Was sind Formalladungen in Lewis-Strukturen?

Die Formalladung ist die Ladung eines einzelnen Atoms innerhalb eines Moleküls oder Molekülions. Während die Ionenladung für das gesamte Molekül gilt, zeigt die Formalladung, ob ein spezifisches Atom mehr oder weniger Elektronen besitzt, als es laut Periodensystem haben sollte.

Wie berechnet man die Formalladung eines Atoms?

Du berechnest sie mit der Formel: Formalladung = Valenzelektronen − zugeordnete Elektronen. Valenzelektronen liest du im Periodensystem ab.

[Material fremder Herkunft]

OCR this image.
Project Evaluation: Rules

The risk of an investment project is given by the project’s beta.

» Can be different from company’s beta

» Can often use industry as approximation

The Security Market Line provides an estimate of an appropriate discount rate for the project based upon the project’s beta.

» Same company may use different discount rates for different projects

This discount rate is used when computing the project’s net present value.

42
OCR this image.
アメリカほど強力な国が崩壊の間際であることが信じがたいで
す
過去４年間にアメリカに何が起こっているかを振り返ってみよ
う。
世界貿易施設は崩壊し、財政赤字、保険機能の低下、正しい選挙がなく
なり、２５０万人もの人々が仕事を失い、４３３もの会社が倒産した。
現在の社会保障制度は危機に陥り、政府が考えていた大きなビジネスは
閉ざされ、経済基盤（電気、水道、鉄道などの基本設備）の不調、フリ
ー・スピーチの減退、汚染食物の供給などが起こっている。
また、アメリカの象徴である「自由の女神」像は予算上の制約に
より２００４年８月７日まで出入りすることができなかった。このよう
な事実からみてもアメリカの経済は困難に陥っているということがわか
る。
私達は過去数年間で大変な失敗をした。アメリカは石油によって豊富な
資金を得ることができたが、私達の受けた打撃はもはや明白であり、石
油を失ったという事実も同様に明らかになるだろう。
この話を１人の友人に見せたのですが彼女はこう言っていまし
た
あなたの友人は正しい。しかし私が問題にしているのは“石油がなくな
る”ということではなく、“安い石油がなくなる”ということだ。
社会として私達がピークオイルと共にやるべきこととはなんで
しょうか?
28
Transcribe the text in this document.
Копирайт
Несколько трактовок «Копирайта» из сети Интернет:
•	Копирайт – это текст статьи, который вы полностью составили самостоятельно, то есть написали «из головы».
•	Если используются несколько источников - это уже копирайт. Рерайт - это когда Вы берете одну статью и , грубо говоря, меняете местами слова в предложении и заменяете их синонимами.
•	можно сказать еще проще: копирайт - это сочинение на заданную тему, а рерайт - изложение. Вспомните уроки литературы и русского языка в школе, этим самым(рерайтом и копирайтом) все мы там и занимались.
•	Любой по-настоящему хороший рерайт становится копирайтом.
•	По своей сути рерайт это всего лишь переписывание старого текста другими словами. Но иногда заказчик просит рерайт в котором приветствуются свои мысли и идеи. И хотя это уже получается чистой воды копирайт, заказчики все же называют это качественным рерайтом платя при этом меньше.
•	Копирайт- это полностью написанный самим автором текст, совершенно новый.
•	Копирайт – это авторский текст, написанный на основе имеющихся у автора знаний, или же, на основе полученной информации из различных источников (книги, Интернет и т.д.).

Zugeordnete Elektronen zählst du in der Lewis-Struktur: Freie Elektronenpaare zählen doppelt (2 Elektronen), Bindungen zur Hälfte (1 Elektron pro Bindung).

Was ist der Unterschied zwischen Ionenladung und Formalladung?

Die Ionenladung ist die Gesamtladung des kompletten Moleküls und wird oben rechts an eine eckige Klammer geschrieben. Die Formalladung bezieht sich nur auf ein einzelnes Atom im Molekül und wird direkt am Atom eingekreist (als ⊕ oder ⊖) notiert. Die Summe aller Formalladungen ergibt immer die Ionenladung.